Mensagem (77): Solidões

Nem o sol da manhã é capaz de iluminar as nossas cidades tristes: nos centros históricos, as janelas continuam fechadas, as luzes apagadas e a vida ausente. O Terreiro da Sé e a ponte de D. Luís não parecem os mesmos: nus de pessoas, afiguram-se irreais. O Douro anda estranho e mais parece um lago do que um rio cuja vocação é correr para o mar. E o que mais choca é um silêncio que agride: não se ouvem rumores que não sejam as sirenes das ambulâncias.

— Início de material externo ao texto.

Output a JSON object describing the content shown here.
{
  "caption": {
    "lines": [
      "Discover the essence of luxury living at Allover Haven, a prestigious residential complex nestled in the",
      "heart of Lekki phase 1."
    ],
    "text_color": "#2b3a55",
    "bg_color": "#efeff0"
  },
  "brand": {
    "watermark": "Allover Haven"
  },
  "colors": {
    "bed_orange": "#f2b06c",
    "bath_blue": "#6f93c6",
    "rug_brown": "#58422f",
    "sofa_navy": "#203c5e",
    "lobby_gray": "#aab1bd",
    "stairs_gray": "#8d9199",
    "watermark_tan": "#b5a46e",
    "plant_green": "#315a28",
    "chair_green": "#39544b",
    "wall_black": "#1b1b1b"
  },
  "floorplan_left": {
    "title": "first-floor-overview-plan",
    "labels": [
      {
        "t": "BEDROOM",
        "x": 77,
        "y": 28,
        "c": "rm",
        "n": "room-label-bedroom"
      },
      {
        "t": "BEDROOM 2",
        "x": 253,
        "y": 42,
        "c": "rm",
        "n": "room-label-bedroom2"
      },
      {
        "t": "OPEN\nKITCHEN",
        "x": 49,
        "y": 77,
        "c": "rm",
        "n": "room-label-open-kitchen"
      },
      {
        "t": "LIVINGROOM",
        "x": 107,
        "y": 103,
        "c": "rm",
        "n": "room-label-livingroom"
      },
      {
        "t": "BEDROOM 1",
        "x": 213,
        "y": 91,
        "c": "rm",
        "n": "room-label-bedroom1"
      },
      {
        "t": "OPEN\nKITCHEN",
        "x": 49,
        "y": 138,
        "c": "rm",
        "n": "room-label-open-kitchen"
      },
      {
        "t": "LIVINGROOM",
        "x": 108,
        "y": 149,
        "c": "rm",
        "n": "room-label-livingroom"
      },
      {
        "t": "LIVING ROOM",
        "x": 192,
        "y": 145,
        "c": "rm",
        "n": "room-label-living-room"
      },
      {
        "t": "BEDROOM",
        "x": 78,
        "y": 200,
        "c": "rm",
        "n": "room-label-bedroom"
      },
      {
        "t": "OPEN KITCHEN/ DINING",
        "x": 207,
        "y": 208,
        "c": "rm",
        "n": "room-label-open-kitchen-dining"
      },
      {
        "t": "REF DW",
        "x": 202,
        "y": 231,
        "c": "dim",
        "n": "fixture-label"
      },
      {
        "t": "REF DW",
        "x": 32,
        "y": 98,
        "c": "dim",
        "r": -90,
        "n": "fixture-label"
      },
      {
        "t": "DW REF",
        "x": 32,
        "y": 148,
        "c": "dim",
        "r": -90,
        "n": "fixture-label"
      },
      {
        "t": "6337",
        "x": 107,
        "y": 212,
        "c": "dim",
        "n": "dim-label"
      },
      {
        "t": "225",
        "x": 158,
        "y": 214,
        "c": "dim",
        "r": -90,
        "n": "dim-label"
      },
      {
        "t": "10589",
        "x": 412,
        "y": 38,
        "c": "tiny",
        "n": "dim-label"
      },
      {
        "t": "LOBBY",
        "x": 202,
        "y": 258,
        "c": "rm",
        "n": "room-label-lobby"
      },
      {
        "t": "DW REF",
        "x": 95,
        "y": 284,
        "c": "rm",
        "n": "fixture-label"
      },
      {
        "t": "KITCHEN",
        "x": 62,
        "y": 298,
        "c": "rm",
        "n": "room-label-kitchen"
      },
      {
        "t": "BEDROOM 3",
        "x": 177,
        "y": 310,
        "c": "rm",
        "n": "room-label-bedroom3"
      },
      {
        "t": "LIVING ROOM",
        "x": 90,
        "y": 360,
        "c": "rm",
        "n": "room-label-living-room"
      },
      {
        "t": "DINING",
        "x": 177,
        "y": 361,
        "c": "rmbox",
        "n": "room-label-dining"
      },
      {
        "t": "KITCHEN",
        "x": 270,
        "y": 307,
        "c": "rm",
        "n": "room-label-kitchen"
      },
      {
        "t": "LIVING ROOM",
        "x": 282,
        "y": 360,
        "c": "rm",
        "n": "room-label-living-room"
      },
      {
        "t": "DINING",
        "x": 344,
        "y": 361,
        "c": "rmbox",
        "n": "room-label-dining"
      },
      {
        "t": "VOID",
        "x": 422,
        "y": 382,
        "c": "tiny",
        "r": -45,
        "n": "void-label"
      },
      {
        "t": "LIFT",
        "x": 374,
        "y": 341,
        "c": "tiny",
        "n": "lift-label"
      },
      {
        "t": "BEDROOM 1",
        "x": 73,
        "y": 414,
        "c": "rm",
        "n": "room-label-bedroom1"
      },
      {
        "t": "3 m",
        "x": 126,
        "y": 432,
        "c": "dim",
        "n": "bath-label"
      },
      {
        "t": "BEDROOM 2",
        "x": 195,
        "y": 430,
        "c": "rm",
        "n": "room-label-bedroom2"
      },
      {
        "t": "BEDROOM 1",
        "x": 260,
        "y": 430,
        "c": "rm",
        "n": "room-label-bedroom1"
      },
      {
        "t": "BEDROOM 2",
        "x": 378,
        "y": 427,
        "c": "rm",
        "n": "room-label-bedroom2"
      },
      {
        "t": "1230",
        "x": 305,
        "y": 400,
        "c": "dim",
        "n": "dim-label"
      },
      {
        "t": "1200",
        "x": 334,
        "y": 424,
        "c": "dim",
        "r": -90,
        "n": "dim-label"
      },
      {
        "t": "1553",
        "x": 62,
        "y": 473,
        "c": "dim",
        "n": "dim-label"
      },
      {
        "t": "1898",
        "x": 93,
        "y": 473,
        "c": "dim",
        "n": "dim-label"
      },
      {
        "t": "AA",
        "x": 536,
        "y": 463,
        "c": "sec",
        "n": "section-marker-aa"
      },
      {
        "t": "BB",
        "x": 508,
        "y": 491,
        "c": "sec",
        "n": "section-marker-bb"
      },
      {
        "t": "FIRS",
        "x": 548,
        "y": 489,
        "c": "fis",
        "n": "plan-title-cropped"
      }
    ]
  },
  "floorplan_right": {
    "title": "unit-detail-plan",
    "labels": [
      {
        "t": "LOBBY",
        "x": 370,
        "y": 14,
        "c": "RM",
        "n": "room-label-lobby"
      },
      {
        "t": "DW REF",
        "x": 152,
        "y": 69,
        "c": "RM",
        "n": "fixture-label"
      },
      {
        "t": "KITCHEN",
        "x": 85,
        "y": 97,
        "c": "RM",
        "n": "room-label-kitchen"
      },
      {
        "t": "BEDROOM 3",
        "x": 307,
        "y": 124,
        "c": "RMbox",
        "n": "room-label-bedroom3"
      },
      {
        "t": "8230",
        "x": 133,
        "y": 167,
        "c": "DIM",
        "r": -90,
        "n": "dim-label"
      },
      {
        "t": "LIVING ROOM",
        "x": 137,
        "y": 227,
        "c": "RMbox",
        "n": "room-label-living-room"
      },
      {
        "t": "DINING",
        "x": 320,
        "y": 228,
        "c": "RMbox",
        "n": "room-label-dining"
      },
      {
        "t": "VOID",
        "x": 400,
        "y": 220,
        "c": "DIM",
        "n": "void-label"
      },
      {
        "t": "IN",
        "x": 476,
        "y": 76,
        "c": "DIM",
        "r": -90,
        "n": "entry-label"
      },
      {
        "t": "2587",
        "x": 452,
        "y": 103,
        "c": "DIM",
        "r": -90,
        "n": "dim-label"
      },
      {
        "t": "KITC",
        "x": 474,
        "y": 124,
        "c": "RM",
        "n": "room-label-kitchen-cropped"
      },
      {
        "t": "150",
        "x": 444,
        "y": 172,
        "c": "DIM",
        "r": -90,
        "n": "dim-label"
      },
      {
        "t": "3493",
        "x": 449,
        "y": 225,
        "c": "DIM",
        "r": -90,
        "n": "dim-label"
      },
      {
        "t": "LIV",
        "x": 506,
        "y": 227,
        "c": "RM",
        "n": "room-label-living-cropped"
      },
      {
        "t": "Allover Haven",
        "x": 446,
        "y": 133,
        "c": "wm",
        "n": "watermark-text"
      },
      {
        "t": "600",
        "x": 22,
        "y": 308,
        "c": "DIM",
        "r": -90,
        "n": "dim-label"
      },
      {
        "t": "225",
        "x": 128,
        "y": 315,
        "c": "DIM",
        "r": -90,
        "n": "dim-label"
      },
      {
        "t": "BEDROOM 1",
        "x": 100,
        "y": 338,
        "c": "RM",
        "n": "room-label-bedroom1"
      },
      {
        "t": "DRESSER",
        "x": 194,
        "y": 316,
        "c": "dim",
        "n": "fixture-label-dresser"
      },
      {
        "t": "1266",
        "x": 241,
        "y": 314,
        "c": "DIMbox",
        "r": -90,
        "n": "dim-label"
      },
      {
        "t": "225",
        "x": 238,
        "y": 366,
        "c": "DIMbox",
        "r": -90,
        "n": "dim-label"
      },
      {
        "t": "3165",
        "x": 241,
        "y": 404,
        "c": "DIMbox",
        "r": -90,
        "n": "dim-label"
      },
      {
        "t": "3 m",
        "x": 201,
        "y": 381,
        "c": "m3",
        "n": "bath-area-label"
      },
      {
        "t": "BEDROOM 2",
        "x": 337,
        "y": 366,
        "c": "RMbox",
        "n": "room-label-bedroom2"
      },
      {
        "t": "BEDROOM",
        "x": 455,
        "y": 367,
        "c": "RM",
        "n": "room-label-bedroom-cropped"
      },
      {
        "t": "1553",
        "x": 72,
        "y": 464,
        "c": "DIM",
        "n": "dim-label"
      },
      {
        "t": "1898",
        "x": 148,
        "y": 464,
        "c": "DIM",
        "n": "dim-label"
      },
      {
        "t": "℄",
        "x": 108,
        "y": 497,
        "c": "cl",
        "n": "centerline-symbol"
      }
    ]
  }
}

No meio desta e muitas outras imagens semelhantes, uma me impressionou: na Florença dos Medici, nessa capital mundial da beleza, uma raposa a passear-se numa avenida deserta, não longe da Catedral de Santa Maria del Fiore. Como quem demarca território: “Se não se veem humanos na cidade, então a selva pode tomar conta dela”.

Tudo isto me traz à mente a situação dos «confinados». Penso em todos e nos seus dramas. Especialmente nos presos e nos utentes dos lares da terceira idade. Os primeiros, mesmo estando com muitos outros, na prática, estão sós. E sofrem um amargo isolamento. Será que, ao menos, nós estamos com eles? Os segundos, regam continuamente as raízes familiares, na esperança de que as mesmas não sequem. Mas, para alguns –para bastantes…- os filhos e os netos estão mais interessados no esquecimento do que propriamente no ressurgir de qualquer rebento de vida.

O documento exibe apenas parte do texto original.